AB InBev utilise ses canettes pour réduire sa dette

Le groupe brassicole a obtenu trois milliards de dollars de ses canettes américaines. ©BLOOMBERG NEWS

AB InBev poursuit sa stratégie de désendettement qui passe, cette fois, par la cession d'une participation minoritaire dans ses usines de canettes aux États-Unis.

Voilà une affaire rondement menée. Et sans faux-col.

Le 23 décembre, AB InBev annonçait un accord stratégique avec un consortium d’investisseurs institutionnels dirigé par Apollo Global Management. En jeu: la prise d’une participation minoritaire de 49,9% dans les usines de canettes du brasseur basées aux États-Unis pour un montant d’environ trois milliards de dollars.

Dans le cadre de cet accord, AB InBev aura le droit, mais non l’obligation, de racheter la participation minoritaire à partir du cinquième anniversaire de la clôture de l’opération et à des conditions financières prédéterminées qui n’ont pas été dévoilées.

Huit jours plus tard, soit le 31 décembre, le numéro un mondial de la bière signalait que cette transaction était déjà bouclée.

Alléger la dette

De son point de vue, l’objectif de cette opération est double. D’un côté, garder le contrôle sur ses usines tout en créant une valeur supplémentaire pour les actionnaires en optimisant son activité à un prix attractif. Et, de l’autre, générer des recettes pour rembourser sa dette, conformément à ses engagements de désendettement.

Lors de la publication de ses résultats du troisième trimestre, AB InBev a décidé de ne pas distribuer d’acompte sur son dividende.

Pour Wim Hoste et Alan Vandenberghe, de KBC Securities ("acheter"; 80 euros), la transaction semble principalement s’apparenter à un effort supplémentaire pour réduire le poids du passif du groupe. "La clôture avant la fin de l’année signifie que notre estimation du multiple de la dette nette sur ebitda fin 2020 baisse de 0,2 pour atteindre 4,7", précisent les analystes.

Quid du dividende?

On se rappellera par ailleurs qu’AB InBev, lors de la publication de ses résultats du 3e trimestre, en octobre dernier, avait déjà décidé de ne pas distribuer d’acompte sur son dividende pour donner la priorité à son désendettement. Un analyste estimait même que le coupon final pourrait également passer à la trappe.

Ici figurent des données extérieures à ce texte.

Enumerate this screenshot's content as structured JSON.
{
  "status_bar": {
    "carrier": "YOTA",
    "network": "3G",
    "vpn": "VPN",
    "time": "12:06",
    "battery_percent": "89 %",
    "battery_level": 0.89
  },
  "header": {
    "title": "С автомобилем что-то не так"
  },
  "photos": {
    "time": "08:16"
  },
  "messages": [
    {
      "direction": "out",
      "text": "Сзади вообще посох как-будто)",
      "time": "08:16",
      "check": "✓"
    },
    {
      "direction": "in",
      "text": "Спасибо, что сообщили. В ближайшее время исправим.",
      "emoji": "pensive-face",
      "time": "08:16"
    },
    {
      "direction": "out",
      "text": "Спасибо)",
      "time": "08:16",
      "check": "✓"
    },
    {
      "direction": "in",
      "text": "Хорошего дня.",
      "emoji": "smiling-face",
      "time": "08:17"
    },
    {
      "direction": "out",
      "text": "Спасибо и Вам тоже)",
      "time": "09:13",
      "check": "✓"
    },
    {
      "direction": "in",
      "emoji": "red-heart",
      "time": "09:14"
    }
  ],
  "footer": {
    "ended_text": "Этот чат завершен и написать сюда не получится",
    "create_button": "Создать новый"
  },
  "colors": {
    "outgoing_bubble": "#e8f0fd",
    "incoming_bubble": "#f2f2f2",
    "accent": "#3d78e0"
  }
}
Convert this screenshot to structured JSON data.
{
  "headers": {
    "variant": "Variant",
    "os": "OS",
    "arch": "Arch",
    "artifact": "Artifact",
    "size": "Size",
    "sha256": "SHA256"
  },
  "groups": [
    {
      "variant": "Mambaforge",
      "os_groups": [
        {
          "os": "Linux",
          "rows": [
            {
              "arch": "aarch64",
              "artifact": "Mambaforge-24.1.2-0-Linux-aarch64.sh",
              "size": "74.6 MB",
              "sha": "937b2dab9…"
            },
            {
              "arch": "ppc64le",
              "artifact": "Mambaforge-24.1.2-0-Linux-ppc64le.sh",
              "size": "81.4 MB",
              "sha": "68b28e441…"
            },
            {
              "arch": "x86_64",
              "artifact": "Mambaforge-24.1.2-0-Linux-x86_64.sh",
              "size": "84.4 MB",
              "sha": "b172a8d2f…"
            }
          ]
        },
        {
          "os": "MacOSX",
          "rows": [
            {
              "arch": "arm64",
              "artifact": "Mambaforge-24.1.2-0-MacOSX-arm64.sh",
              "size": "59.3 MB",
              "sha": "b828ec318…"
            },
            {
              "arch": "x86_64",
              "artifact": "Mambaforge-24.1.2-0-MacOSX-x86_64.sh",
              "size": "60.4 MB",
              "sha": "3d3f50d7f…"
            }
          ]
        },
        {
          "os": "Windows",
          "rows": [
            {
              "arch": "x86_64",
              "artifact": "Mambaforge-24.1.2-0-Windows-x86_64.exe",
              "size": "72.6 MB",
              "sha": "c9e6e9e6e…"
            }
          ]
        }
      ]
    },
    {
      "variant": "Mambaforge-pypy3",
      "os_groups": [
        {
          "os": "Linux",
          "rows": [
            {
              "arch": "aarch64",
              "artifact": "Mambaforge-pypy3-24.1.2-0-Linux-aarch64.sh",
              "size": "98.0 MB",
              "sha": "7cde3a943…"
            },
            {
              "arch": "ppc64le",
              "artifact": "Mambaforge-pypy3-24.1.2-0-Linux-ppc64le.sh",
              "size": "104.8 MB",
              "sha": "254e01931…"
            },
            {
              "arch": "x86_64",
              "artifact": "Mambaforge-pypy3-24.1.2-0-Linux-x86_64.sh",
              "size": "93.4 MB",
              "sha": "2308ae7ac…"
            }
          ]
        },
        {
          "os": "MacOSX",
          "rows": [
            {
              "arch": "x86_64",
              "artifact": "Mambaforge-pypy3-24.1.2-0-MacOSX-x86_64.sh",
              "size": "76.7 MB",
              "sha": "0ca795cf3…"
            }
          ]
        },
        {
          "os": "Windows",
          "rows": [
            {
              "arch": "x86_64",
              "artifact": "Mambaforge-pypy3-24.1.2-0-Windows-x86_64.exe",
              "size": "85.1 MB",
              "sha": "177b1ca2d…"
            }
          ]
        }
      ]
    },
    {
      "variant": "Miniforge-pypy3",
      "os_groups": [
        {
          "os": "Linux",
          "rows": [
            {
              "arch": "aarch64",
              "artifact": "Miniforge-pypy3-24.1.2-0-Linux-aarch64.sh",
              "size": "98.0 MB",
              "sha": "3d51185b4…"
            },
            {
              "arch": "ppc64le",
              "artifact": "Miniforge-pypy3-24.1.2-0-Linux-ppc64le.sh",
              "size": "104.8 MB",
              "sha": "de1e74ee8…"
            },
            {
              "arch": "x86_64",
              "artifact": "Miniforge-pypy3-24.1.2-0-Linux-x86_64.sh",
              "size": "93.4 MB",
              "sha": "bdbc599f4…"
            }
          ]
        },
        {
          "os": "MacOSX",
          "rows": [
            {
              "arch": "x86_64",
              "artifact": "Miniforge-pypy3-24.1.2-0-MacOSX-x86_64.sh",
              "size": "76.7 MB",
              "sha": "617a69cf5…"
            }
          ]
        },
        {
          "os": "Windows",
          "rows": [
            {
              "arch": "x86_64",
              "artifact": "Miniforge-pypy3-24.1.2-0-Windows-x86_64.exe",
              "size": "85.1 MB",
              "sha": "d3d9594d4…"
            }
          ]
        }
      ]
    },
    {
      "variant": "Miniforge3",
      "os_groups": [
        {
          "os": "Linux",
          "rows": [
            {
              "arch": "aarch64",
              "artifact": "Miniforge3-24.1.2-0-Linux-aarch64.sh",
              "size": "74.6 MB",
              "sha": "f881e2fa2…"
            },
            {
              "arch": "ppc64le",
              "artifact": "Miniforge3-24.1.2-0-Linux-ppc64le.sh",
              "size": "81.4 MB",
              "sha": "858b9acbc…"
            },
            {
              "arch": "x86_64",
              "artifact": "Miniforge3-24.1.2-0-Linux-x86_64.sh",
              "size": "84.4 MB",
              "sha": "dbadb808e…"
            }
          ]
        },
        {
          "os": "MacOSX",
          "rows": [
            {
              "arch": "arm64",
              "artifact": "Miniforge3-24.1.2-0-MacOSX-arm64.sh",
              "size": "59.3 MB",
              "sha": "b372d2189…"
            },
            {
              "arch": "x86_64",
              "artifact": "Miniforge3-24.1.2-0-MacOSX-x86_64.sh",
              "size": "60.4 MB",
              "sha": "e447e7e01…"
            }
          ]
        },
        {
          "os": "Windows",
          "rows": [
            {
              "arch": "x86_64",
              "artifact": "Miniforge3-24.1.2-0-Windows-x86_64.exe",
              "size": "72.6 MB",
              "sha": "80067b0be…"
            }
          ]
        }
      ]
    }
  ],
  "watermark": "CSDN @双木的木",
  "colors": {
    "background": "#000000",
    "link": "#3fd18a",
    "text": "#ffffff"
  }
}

D’autres initiatives en ce sens ont déjà été prises antérieurement, comme la cotation sur la Bourse de Hong Kong de sa filiale asiatique Budweiser Brewing APAC, qui a rapporté un peu moins de  6 milliards de dollars, et la cession de la filiale australienne Carlton & United Breweries pour 10 milliards d’euros.

87,4
milliards de dollars
Au 30 juin 2020, l’endettement net d’AB InBev s’élevait encore à 87,4 milliards de dollars.

Au 30 juin 2020, l’endettement net d’AB InBev s’élevait encore à 87,4 milliards de dollars soit un ratio sur ebitda de 4,86.

En ce début d’année, 16 brokers recommandent un achat de la valeur, autant de la conserver et deux de la vendre. L’objectif de cours moyen s’élève à 61,3 euros, soit un potentiel de hausse limité à 5%.